Let $(\mathbb{R}^n,d)$ be a metric space. A continuous, injective mapping $\gamma: [0,1]\to \mathbb{R}^n$ is a curve and denote its image $\overline{\gamma}:=\gamma([0,1])$. I wish to prove that its Hausdorff measure, $H^1(\overline{\gamma})$, is equal to the length of the curve $L$.

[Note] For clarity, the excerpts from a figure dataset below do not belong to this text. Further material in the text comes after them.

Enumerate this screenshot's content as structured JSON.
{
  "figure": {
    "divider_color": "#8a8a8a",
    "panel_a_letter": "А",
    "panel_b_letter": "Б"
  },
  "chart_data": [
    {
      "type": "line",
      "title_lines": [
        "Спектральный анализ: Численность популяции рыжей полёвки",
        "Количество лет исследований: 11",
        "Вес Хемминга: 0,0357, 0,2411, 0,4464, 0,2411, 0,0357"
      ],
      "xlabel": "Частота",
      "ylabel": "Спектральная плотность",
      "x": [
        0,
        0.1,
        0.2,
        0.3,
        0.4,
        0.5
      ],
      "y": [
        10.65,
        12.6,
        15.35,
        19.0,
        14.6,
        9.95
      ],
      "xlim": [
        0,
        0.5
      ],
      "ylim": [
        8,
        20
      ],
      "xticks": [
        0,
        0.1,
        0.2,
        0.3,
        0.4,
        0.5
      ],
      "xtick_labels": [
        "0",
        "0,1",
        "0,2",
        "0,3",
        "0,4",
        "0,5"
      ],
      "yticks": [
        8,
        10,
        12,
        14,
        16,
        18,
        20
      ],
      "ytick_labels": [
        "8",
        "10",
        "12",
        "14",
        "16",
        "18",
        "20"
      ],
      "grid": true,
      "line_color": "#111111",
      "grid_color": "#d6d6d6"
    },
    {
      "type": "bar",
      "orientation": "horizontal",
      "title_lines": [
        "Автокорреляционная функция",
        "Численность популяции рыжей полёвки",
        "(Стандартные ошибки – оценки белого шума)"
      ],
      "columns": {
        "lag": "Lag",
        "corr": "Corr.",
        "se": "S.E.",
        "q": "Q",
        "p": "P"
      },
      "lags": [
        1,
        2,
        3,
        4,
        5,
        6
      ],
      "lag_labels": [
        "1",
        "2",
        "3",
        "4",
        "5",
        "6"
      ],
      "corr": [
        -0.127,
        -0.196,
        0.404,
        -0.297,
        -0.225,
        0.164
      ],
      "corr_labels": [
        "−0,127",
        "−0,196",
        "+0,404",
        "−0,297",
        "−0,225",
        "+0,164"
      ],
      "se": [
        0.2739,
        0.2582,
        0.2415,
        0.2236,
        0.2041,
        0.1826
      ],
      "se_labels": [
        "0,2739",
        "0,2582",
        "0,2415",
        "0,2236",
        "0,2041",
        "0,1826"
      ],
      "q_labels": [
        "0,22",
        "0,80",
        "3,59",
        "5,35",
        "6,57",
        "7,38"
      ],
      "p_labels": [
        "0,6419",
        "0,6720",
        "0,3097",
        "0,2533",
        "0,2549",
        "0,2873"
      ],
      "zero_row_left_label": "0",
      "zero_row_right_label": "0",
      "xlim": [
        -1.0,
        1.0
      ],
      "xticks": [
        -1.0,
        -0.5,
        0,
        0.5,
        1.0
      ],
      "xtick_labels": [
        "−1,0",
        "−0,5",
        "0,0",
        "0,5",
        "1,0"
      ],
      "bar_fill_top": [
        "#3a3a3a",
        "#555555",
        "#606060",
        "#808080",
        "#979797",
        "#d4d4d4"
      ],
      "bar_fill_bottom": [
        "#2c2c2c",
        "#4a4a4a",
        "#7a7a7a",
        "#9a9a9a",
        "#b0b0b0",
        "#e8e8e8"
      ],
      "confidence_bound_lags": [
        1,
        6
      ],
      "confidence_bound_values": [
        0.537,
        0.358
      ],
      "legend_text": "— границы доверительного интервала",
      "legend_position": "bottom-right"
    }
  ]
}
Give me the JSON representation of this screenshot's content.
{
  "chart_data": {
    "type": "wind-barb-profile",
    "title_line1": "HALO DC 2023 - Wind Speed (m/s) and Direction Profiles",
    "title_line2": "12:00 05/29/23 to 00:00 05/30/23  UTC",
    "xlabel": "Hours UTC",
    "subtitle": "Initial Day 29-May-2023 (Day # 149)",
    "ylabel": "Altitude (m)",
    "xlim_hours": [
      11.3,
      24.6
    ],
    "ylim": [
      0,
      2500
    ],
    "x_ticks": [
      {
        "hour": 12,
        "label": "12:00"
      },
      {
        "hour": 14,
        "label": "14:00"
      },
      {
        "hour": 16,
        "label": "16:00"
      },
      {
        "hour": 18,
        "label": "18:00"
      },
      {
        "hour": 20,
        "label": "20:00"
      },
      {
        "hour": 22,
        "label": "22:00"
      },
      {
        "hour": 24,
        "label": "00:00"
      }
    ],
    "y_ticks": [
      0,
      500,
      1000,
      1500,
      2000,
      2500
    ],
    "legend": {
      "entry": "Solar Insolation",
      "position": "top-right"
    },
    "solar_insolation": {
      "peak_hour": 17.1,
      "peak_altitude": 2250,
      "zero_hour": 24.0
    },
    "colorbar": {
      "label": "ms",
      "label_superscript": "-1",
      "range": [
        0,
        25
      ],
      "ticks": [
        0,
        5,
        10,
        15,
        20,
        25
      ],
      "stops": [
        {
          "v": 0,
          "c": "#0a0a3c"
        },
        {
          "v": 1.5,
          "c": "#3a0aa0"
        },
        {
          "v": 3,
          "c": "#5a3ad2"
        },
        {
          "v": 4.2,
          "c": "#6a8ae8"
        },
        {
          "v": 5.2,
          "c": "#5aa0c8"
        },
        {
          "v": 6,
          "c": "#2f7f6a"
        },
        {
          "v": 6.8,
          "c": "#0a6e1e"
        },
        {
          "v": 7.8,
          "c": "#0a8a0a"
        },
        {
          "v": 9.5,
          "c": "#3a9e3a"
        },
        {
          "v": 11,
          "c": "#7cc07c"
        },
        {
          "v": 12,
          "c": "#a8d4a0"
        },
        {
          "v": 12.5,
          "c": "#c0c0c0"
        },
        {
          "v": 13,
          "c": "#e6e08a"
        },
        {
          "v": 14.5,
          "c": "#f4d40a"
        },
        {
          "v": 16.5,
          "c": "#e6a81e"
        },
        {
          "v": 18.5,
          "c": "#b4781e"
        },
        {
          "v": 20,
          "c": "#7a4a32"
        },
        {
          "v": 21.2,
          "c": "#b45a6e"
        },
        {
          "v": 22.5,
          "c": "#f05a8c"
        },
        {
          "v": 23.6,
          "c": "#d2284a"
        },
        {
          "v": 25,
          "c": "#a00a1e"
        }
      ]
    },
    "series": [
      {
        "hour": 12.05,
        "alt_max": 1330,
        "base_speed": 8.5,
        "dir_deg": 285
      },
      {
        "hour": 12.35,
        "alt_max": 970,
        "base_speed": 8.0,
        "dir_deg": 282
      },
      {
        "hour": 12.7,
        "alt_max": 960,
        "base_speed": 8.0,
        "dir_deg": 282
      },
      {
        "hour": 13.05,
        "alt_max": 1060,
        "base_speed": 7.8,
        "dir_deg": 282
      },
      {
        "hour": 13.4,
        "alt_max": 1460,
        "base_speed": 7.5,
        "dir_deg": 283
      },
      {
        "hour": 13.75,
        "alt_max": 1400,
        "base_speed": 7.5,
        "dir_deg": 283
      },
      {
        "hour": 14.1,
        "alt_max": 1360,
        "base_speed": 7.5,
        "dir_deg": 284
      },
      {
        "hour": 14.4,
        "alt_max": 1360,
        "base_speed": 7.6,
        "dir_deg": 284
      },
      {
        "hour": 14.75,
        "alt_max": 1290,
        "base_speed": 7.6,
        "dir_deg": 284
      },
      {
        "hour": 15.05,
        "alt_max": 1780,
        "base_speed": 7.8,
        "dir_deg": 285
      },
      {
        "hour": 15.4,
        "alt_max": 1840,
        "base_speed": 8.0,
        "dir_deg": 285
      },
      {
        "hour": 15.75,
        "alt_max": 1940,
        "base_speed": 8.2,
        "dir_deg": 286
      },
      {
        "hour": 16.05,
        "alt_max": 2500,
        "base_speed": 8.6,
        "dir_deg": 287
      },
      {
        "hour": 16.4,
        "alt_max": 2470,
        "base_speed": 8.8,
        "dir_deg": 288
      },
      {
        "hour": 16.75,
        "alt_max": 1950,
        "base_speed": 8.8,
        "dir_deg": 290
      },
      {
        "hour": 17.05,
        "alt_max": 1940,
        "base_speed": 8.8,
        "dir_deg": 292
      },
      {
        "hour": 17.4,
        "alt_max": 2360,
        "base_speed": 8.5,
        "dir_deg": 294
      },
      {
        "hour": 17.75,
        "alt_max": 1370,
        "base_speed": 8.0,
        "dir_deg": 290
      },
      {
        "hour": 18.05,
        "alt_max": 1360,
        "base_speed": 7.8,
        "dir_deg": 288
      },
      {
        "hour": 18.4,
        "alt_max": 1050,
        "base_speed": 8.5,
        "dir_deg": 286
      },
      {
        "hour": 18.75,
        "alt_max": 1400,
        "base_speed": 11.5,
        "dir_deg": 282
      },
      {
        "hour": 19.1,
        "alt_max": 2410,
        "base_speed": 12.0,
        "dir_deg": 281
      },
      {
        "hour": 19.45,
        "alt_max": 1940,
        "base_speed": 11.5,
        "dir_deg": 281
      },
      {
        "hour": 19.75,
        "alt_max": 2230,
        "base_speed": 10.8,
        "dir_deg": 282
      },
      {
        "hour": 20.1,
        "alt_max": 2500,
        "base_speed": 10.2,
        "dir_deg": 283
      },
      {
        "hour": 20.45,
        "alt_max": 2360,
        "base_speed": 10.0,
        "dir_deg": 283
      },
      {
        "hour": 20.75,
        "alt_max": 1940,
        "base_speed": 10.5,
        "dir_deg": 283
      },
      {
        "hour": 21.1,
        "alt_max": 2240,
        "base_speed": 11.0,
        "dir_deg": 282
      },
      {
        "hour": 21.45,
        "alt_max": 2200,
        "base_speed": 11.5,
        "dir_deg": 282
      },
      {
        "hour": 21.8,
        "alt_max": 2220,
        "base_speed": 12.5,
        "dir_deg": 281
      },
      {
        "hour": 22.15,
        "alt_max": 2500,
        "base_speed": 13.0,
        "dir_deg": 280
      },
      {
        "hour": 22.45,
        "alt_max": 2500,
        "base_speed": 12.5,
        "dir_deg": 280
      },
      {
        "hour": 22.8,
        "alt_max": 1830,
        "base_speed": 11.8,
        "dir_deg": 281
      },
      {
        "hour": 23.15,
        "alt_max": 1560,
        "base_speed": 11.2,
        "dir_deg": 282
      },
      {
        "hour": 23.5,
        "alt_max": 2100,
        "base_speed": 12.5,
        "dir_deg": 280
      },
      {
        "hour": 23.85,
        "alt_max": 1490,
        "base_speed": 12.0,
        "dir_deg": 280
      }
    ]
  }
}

In particular I am having trouble showing that
$$H^1(\overline{\gamma})\leq L.$$
Any ideas?
The length of the curve is defined by
$$L = \sup\left\{\sum\limits_{i=1}^md(\gamma(t_{i-1}),\gamma(t_i))\,\bigg|\, 0 = t_0 < t_1 < \dots < t_m = 1 \right\}. $$
We have that
$$H^1_\delta(E) = \inf\left\{\sum\limits_{i=1}^\infty\text{diam}(A_i)\,\bigg|\,\bigcup\limits_{i=1}^\infty A_i \supseteq E,\,\text{diam}(A_i)\leq \delta\right\}. $$
That is, the infimum is taken over all possible countable coverings $(A_i)_{i=1}^\infty$ of $E$, where the sets $A_i$ are "small enough." We then define the Hausdorff measure as
$$H^1(E) = \lim\limits_{\delta\to 0^+}H^1_\delta(E).$$
My idea is that I want to show that for all $\varepsilon>0$ there exists $\delta > 0$ such that
$$H_\delta^1(\overline{\gamma})\leq L +\varepsilon$$
where $\delta$ is proportional to $\varepsilon$ such that letting $\varepsilon\to 0^+$ also forces $\delta \to 0^+$, and we get
$$H^1(\overline{\gamma})\leq L,$$
however I couldn't succeed in showing this.
Best Answer
To prove $H^1(\bar\gamma)\le L$, begin by picking a partition $t_0,\dots, t_m$ such that $$ \sum\limits_{i=1}^md(\gamma(t_{i-1}),\gamma(t_i)) > L-\epsilon \tag{1}$$ and $d(\gamma(t_{i-1}),\gamma(t_i))<\epsilon$ for each $i$. Let $A_i = \gamma([t_{i-1},t_i])$.
Suppose $\operatorname{diam} A_i>2\epsilon$ for some $i$. Then there are $t',t''\in (t_{i-1},t_i)$ such that $d(\gamma(t'),\gamma(t''))>2\epsilon$. So, after these numbers are inserted into the partition, the sum of differences $d(\gamma(t_{i-1}),\gamma(t_i)) $ increases by more than $\epsilon$, contradicting $(1)$. Conclusion: $\operatorname{diam} A_i\le 2\epsilon$ for all $i$.
Suppose $\sum_i\operatorname{diam} A_i>L+ \epsilon$. For each $i$ there are $t_i',t_i''\in (t_{i-1},t_i)$ such that $d(\gamma(t'),\gamma(t''))>\operatorname{diam} A_i - \epsilon/m$. So, after all these numbers are inserted into the partition, the sum of differences $d(\gamma(t_{i-1}),\gamma(t_i)) $ will be strictly greater than $L+\epsilon - \epsilon = L$, which is again a contradiction.
Thus, the sets $A_i$ provide a cover such that $\operatorname{diam} A_i\le 2\epsilon$ for all $i$ and $\sum_i\operatorname{diam} A_i\le L+ \epsilon$. Since $\epsilon$ was arbitrarily small, $H^1(\bar\gamma)\le L$.
For completeness: the opposite direction follows from the inequality $$H^1(E)\ge \operatorname{diam} E\tag{2}$$ which holds for any connected set $E$. To prove it, fix a point $a\in E$ and observe that the image of $E$ under the $1$-Lipschitz map $x\mapsto d(x,a)$ is an interval of length close to $\operatorname{diam} E$ provided that $a$ was suitably chosen.
Then apply $(2)$ to each $\gamma([t_{i-1},t_i])$ separately.